HMCS Ojibwa was towed out of Hamilton at 3:30 a.m. Sunday.

HMCS Ojibwa was towed out of Hamilton at 3:30 a.m. Sunday

Ret. Rear-Admiral Dan McNeil stands in front of the HMCS Ojibwa, which is set to become the centrepiece of a new naval museum in Port Burwell, Ont. (Cory Ruf/CBC)

A half-century-old submarine left Hamilton for its final journey early Sunday.

HMCS Ojibwa had been docked at Heddle Marine at Pier 14 since early November. It left the Port of Hamilton at 3:30 a.m. Sunday.

The antique sub was getting a makeover before heading to a new naval museum in Port Burwell, Ont.

The Ojibwa is the last of Canada's Oberon-class submarines and a relic from the Cold War, when the West and the Soviet Union were each other's greatest adversaries.

"It was commissioned in 1965, built to be one of the quietest submarines in the world," said Ret.

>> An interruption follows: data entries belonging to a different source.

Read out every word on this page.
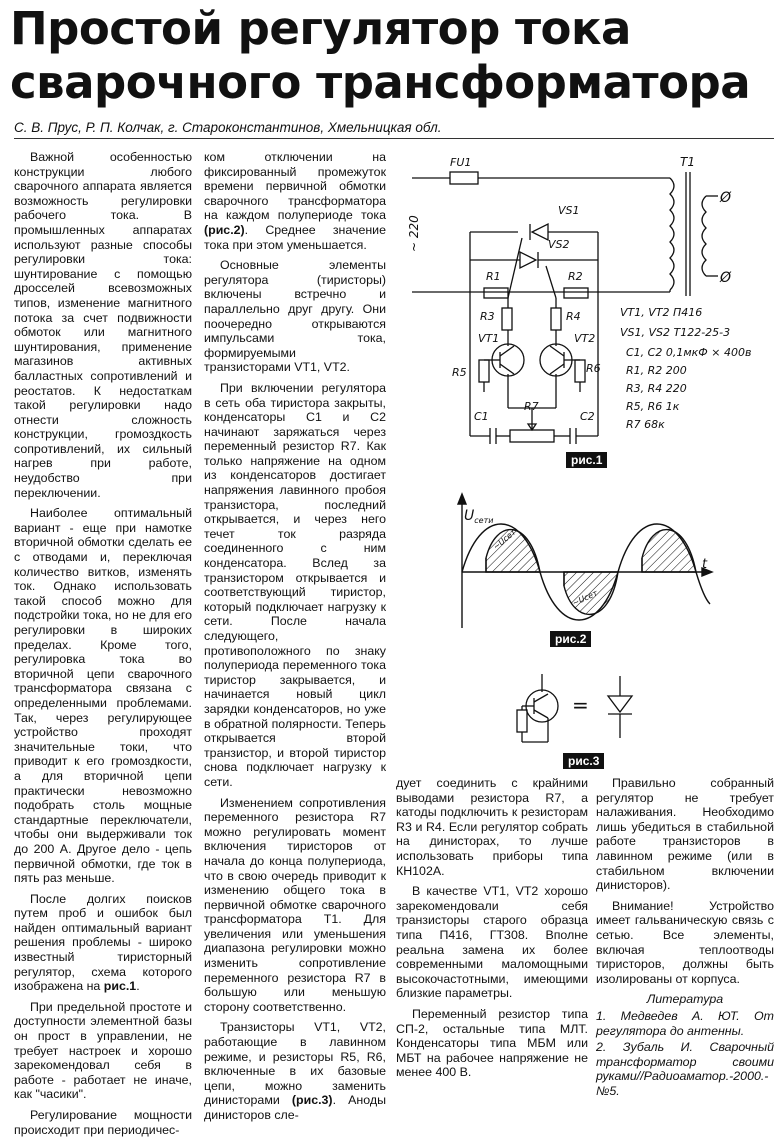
Простой регулятор тока
сварочного трансформатора
С. В. Прус, Р. П. Колчак, г. Староконстантинов, Хмельницкая обл.

Важной особенностью конструкции любого сварочного аппарата является возможность регулировки рабочего тока. В промышленных аппаратах используют разные способы регулировки тока: шунтирование с помощью дросселей всевозможных типов, изменение магнитного потока за счет подвижности обмоток или магнитного шунтирования, применение магазинов активных балластных сопротивлений и реостатов. К недостаткам такой регулировки надо отнести сложность конструкции, громоздкость сопротивлений, их сильный нагрев при работе, неудобство при переключении.

Наиболее оптимальный вариант - еще при намотке вторичной обмотки сделать ее с отводами и, переключая количество витков, изменять ток. Однако использовать такой способ можно для подстройки тока, но не для его регулировки в широких пределах. Кроме того, регулировка тока во вторичной цепи сварочного трансформатора связана с определенными проблемами. Так, через регулирующее устройство проходят значительные токи, что приводит к его громоздкости, а для вторичной цепи практически невозможно подобрать столь мощные стандартные переключатели, чтобы они выдерживали ток до 200 А. Другое дело - цепь первичной обмотки, где ток в пять раз меньше.

После долгих поисков путем проб и ошибок был найден оптимальный вариант решения проблемы - широко известный тиристорный регулятор, схема которого изображена на рис.1.

При предельной простоте и доступности элементной базы он прост в управлении, не требует настроек и хорошо зарекомендовал себя в работе - работает не иначе, как "часики".

Регулирование мощности происходит при периодичес-

ком отключении на фиксированный промежуток времени первичной обмотки сварочного трансформатора на каждом полупериоде тока (рис.2). Среднее значение тока при этом уменьшается.

Основные элементы регулятора (тиристоры) включены встречно и параллельно друг другу. Они поочередно открываются импульсами тока, формируемыми транзисторами VT1, VT2.

При включении регулятора в сеть оба тиристора закрыты, конденсаторы С1 и С2 начинают заряжаться через переменный резистор R7. Как только напряжение на одном из конденсаторов достигает напряжения лавинного пробоя транзистора, последний открывается, и через него течет ток разряда соединенного с ним конденсатора. Вслед за транзистором открывается и соответствующий тиристор, который подключает нагрузку к сети. После начала следующего, противоположного по знаку полупериода переменного тока тиристор закрывается, и начинается новый цикл зарядки конденсаторов, но уже в обратной полярности. Теперь открывается второй транзистор, и второй тиристор снова подключает нагрузку к сети.

Изменением сопротивления переменного резистора R7 можно регулировать момент включения тиристоров от начала до конца полупериода, что в свою очередь приводит к изменению общего тока в первичной обмотке сварочного трансформатора Т1. Для увеличения или уменьшения диапазона регулировки можно изменить сопротивление переменного резистора R7 в большую или меньшую сторону соответственно.

Транзисторы VT1, VT2, работающие в лавинном режиме, и резисторы R5, R6, включенные в их базовые цепи, можно заменить динисторами (рис.3). Аноды динисторов сле-

дует соединить с крайними выводами резистора R7, а катоды подключить к резисторам R3 и R4. Если регулятор собрать на динисторах, то лучше использовать приборы типа КН102А.

В качестве VT1, VT2 хорошо зарекомендовали себя транзисторы старого образца типа П416, ГТ308. Вполне реальна замена их более современными маломощными высокочастотными, имеющими близкие параметры.

Переменный резистор типа СП-2, остальные типа МЛТ. Конденсаторы типа МБМ или МБТ на рабочее напряжение не менее 400 В.

Правильно собранный регулятор не требует налаживания. Необходимо лишь убедиться в стабильной работе транзисторов в лавинном режиме (или в стабильном включении динисторов).

Внимание! Устройство имеет гальваническую связь с сетью. Все элементы, включая теплоотводы тиристоров, должны быть изолированы от корпуса.

Литература

1. Медведев А. ЮТ. От регулятора до антенны.

2. Зубаль И. Сварочный трансформатор своими руками//Радиоаматор.-2000.-№5.

FU1
~ 220
T1
Ø
Ø
VS1
VS2
R1	R2
R3	R4
VT1	VT2
R5	R6
C1
R7
C2
VT1, VT2 П416
VS1, VS2 Т122-25-3
C1, C2 0,1мкФ × 400в
R1, R2 200
R3, R4 220
R5, R6 1к
R7 68к
рис.1
$U_{сети}$
t
~Uсет
~Uсет
рис.2
=
рис.3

Rear-Admiral Dan McNeil, co-ordinator of Project Ojibwa — the team that orchestrated the endeavour.

"Canada had obligations in the international community and the main one was to the North Atlantic Treaty Organization. Our job was to help keep the sea lines of communication open in the event of the Cold War breaking into any kind of hot war."

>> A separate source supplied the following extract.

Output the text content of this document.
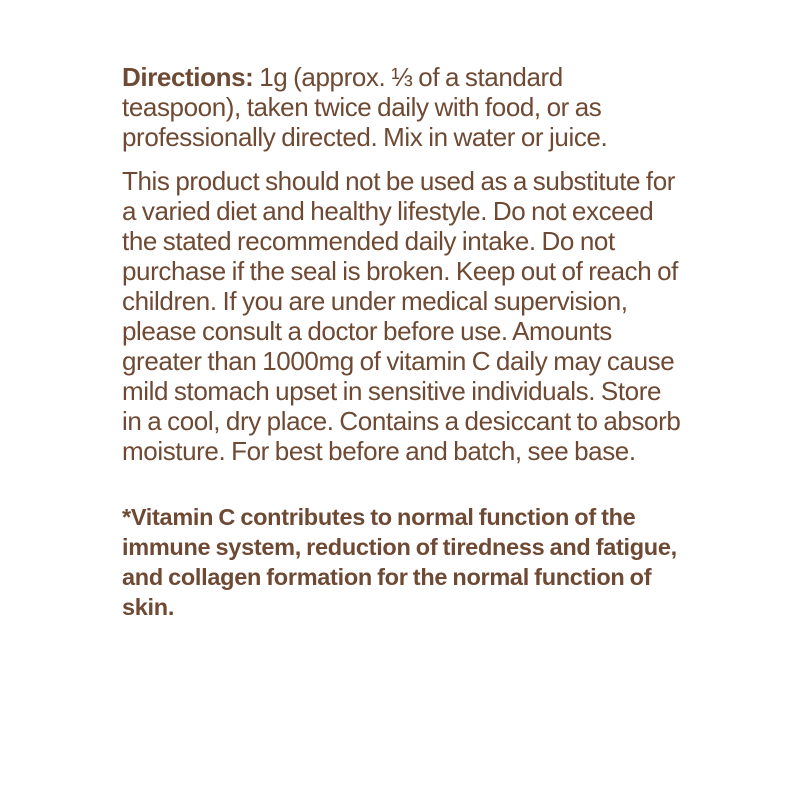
Directions: 1g (approx. ⅓ of a standard teaspoon), taken twice daily with food, or as professionally directed. Mix in water or juice.

This product should not be used as a substitute for a varied diet and healthy lifestyle. Do not exceed the stated recommended daily intake. Do not purchase if the seal is broken. Keep out of reach of children. If you are under medical supervision, please consult a doctor before use. Amounts greater than 1000mg of vitamin C daily may cause mild stomach upset in sensitive individuals. Store in a cool, dry place. Contains a desiccant to absorb moisture. For best before and batch, see base.

*Vitamin C contributes to normal function of the immune system, reduction of tiredness and fatigue, and collagen formation for the normal function of skin.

To commemorate this role, the Ojibwa, which was donated by the Department of National Defence, will become the centrepiece of the new Elgin Military Museum of Naval History, set to open in 2013.

The sub is expected to arrive in Port Burwell on Monday or Tuesday, weather permitting. Port Burwell is located about 140 km southwest of Hamilton on the north shore of Lake Erie.

Visitors will be able to go on guided tours of the sub in the new museum.

"The story will be told about the submariners, the people who have served Canada, particularly under the waters of the North Atlantic," McNeil said.

The most challenging part of this journey is towing the sub through the Welland Canal, the 43-kilometre man-made waterway that connects lakes Ontario and Erie, said John Ham, a project co-ordinator with Mammoet, a transportation firm helping to engineer the feat.

Mercifully, this final jaunt is much shorter than the one that brought the Ojibwa to Hamilton. In the spring, it was hauled from its previous home in Halifax via the St. Lawrence Seaway.